Following the registre national, I never lived in Forest; I’m registered in Ixelles since September 2007. That I have papers from Forest saying the contrary, doesn’t matter. It is not in the registre national, so it can’t be true.

To be honest, I kept my protest to a minimum. If it is fine for the administration, it is fine for me – I don’t think it makes any difference. And the papers? Well, they must have come from some paralell universe in which I lived in Forest for five months but in this one – dominated by the undoubtable logic of la commune d’Ixelles – I didn’t.

Des fois, il ne faut pas chercher à tout comprendre.

Ixelles!!

Ixelles is one of Brussels’ communes and, in my humble opinion, the best to live in except for the administration.

My last commune (Forest), I went with 4 photos during the opening hours, registered after 1 1/2 hours of waiting and was done.

In Ixelles, I went to the registration office first week of March. Last weekend, a policier de quartier passed by my place to confirm that I live where I said I do. Now, I have an appointment to register for the first week of… May! Just a tiny two months after my first démarches.

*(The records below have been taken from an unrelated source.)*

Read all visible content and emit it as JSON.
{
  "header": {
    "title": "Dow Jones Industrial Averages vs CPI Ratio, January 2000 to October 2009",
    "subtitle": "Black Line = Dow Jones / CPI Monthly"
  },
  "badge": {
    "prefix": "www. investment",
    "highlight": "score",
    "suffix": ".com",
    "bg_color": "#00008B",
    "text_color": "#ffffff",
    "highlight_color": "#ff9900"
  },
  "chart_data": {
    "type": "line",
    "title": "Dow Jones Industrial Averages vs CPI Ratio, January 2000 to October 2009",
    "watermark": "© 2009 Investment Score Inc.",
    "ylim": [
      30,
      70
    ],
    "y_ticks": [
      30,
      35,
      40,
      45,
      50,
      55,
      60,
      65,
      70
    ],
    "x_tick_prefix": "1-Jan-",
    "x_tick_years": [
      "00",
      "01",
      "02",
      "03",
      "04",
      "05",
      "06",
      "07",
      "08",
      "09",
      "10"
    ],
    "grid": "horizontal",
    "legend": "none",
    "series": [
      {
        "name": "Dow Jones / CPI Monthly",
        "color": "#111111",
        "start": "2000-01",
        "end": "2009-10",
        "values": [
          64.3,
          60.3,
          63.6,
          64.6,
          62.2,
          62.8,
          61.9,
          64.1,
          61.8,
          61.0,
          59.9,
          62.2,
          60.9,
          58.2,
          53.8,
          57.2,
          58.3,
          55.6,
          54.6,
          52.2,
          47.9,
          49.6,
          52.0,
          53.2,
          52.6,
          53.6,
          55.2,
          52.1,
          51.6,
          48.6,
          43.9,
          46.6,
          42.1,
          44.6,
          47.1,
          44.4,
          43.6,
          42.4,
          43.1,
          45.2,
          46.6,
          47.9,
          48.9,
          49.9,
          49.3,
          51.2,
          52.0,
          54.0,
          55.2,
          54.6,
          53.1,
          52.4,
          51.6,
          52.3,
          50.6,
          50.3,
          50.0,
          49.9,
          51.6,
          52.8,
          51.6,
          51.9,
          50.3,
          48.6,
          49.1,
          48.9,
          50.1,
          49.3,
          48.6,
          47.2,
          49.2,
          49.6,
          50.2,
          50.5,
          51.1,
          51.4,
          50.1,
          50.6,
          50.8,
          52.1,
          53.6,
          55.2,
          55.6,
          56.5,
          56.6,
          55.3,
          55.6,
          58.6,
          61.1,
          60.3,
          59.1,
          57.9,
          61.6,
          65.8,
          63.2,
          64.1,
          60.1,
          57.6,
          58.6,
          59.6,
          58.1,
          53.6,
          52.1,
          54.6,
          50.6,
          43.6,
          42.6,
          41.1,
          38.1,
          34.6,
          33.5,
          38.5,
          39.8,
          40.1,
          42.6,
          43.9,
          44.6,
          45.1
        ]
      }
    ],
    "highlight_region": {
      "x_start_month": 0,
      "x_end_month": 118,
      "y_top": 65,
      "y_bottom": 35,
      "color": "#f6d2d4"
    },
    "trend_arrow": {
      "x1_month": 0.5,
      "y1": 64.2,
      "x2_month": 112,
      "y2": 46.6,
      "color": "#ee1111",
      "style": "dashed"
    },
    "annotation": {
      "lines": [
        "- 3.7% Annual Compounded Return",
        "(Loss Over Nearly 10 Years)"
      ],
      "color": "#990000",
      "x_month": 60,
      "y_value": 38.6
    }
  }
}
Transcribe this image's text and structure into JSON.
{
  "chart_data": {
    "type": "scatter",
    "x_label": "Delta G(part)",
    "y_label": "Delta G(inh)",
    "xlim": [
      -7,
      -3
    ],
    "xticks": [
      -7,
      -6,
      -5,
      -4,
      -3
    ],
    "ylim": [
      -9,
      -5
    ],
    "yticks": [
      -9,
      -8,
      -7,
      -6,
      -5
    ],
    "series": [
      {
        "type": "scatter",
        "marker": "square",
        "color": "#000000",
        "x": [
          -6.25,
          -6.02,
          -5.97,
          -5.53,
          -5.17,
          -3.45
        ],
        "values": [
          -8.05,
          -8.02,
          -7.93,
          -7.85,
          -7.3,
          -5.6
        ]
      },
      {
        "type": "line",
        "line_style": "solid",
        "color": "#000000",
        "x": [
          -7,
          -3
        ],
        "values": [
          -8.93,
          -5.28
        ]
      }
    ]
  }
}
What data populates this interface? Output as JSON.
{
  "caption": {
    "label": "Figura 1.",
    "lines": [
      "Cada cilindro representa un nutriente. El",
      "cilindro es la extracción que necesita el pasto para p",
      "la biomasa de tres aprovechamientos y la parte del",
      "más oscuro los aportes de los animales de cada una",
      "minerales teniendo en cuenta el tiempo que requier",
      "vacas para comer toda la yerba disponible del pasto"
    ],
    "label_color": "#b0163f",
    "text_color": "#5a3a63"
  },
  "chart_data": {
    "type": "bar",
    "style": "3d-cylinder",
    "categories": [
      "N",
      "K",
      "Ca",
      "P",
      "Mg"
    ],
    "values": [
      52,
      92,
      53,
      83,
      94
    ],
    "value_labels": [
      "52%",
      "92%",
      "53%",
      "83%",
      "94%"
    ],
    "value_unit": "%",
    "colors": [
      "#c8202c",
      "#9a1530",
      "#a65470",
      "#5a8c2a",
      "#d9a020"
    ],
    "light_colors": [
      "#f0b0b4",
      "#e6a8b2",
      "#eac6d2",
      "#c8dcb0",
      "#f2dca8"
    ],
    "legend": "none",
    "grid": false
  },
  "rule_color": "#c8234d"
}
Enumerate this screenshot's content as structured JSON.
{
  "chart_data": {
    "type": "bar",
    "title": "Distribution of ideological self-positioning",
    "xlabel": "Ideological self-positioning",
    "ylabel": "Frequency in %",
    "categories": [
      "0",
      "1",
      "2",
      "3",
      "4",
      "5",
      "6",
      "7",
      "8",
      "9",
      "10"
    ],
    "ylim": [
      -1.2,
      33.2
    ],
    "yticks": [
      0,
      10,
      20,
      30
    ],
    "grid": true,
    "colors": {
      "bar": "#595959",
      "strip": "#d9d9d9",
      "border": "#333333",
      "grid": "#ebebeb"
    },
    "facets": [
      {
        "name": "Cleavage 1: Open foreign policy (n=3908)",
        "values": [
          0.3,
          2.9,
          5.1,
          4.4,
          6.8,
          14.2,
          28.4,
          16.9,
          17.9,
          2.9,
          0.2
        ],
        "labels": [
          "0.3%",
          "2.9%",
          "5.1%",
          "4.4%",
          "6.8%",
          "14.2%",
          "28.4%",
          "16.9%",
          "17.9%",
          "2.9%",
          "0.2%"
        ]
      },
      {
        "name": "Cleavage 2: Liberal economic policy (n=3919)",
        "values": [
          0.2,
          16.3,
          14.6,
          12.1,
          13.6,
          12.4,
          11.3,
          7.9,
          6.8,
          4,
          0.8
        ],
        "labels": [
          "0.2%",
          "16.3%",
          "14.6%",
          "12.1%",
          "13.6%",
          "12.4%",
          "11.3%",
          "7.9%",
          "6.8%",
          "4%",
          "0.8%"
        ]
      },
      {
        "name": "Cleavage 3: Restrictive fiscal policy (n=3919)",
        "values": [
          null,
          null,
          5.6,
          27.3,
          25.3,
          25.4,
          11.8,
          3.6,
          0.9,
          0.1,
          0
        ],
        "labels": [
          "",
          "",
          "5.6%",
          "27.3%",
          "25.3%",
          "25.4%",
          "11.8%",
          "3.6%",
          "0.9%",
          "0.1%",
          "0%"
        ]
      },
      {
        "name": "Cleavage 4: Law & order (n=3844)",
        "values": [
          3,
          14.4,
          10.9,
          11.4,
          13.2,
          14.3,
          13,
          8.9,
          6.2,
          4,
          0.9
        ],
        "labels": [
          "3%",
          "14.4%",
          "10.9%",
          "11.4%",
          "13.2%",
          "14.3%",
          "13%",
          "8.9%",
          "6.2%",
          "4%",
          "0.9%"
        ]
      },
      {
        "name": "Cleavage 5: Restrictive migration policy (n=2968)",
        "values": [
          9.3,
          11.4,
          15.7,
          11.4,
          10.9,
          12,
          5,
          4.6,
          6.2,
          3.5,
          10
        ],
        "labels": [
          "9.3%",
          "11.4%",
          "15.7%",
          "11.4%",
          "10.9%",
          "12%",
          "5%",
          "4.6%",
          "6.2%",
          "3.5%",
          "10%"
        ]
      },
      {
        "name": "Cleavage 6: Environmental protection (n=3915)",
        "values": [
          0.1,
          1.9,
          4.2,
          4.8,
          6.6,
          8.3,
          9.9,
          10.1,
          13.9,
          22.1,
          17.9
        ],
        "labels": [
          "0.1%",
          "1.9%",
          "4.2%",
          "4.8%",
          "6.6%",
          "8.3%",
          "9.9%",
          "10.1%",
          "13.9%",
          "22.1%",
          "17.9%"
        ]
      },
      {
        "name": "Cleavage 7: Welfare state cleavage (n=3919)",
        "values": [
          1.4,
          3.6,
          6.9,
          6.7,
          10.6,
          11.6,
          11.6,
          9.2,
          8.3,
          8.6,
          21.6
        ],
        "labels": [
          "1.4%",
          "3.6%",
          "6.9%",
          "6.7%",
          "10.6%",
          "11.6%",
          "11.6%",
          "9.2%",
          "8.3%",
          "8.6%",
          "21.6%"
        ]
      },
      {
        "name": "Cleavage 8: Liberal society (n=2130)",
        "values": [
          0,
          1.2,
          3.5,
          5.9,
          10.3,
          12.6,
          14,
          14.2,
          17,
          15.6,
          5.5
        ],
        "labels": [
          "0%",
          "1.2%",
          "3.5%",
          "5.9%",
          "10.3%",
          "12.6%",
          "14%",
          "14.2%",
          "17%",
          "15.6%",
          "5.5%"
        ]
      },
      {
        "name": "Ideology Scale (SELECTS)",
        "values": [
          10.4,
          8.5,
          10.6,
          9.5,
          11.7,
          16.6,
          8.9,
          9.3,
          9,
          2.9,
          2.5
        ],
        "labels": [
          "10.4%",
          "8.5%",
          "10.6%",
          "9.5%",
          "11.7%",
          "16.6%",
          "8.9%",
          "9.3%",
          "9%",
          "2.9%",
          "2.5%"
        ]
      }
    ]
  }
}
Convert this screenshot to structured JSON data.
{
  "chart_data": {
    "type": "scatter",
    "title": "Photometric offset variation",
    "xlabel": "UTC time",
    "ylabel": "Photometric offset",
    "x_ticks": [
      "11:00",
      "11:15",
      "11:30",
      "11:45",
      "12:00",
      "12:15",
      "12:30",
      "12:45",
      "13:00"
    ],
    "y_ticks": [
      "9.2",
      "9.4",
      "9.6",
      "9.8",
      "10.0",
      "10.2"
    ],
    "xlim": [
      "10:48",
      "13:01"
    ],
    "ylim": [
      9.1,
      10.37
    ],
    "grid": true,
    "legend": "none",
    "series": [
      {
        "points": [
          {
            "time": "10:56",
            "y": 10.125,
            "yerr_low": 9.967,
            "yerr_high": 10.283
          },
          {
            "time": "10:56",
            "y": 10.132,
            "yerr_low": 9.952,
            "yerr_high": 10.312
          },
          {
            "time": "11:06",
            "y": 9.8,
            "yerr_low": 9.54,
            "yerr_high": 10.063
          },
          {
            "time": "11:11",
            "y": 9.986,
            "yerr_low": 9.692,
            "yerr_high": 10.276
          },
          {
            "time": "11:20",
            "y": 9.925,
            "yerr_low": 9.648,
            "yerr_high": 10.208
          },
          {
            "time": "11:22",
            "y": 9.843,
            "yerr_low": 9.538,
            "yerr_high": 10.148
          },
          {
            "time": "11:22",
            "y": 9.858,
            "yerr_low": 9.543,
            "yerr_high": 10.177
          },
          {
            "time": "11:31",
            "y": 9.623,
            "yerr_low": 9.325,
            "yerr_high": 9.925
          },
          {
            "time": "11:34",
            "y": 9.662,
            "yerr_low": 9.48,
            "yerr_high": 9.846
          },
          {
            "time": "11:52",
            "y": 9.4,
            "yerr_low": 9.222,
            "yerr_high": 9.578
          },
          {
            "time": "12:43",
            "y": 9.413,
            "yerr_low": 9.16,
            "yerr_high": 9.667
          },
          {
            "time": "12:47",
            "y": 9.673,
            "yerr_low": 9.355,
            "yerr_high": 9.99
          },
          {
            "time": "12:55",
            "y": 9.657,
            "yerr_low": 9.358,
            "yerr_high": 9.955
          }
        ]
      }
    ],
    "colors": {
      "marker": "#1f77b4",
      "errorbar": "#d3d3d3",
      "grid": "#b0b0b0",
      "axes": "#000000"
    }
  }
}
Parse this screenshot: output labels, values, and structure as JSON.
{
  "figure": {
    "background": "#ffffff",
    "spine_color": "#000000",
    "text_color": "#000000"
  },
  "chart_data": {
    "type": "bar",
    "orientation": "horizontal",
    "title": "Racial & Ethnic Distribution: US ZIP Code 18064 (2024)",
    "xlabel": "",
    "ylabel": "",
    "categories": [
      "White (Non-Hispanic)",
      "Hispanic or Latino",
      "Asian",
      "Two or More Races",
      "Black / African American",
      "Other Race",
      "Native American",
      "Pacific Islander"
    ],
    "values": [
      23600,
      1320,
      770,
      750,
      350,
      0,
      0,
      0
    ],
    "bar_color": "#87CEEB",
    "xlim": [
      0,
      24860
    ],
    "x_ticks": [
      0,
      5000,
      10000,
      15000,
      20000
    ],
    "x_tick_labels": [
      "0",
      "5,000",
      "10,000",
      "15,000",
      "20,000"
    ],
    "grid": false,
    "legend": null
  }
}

Now, I have to call them again and find out if this is too late for the European elections. Why, for manneken pis’ sake, does it take two months to get me an appointment?

FYI – Last time I registered in Ixelles it took me three months to get a residents card being 5 months valid. Very balanced input-outcome ratio. And yes, I have to register. Otherwise, I get a fine which I bet would not take 2 months to arrive.

Naturalized…

I knew that Belgium is one of the easier countries if you are looking to become a European citizen. That a German national could become a Belgian without consent was new to me.

Belgian PuceWhen I wanted to register in my new commune last week, the woman on the counter had a long and suspicious look on the registration document from my former commune and exclaimed then: Mais vous êtes belge!

Not that I’m totally opposed to such a change of nationality but first, the Belgian one wouldn’t be my first choice and second, I would like to be asked. Obviously, I never had a close look on my registration before, needed only pro forma, but before she could send me away to another department, I managed to convince her that I’m German. I got an appointment for the proper registration and I’m curious to see how the clerk there will manage with my double nationality.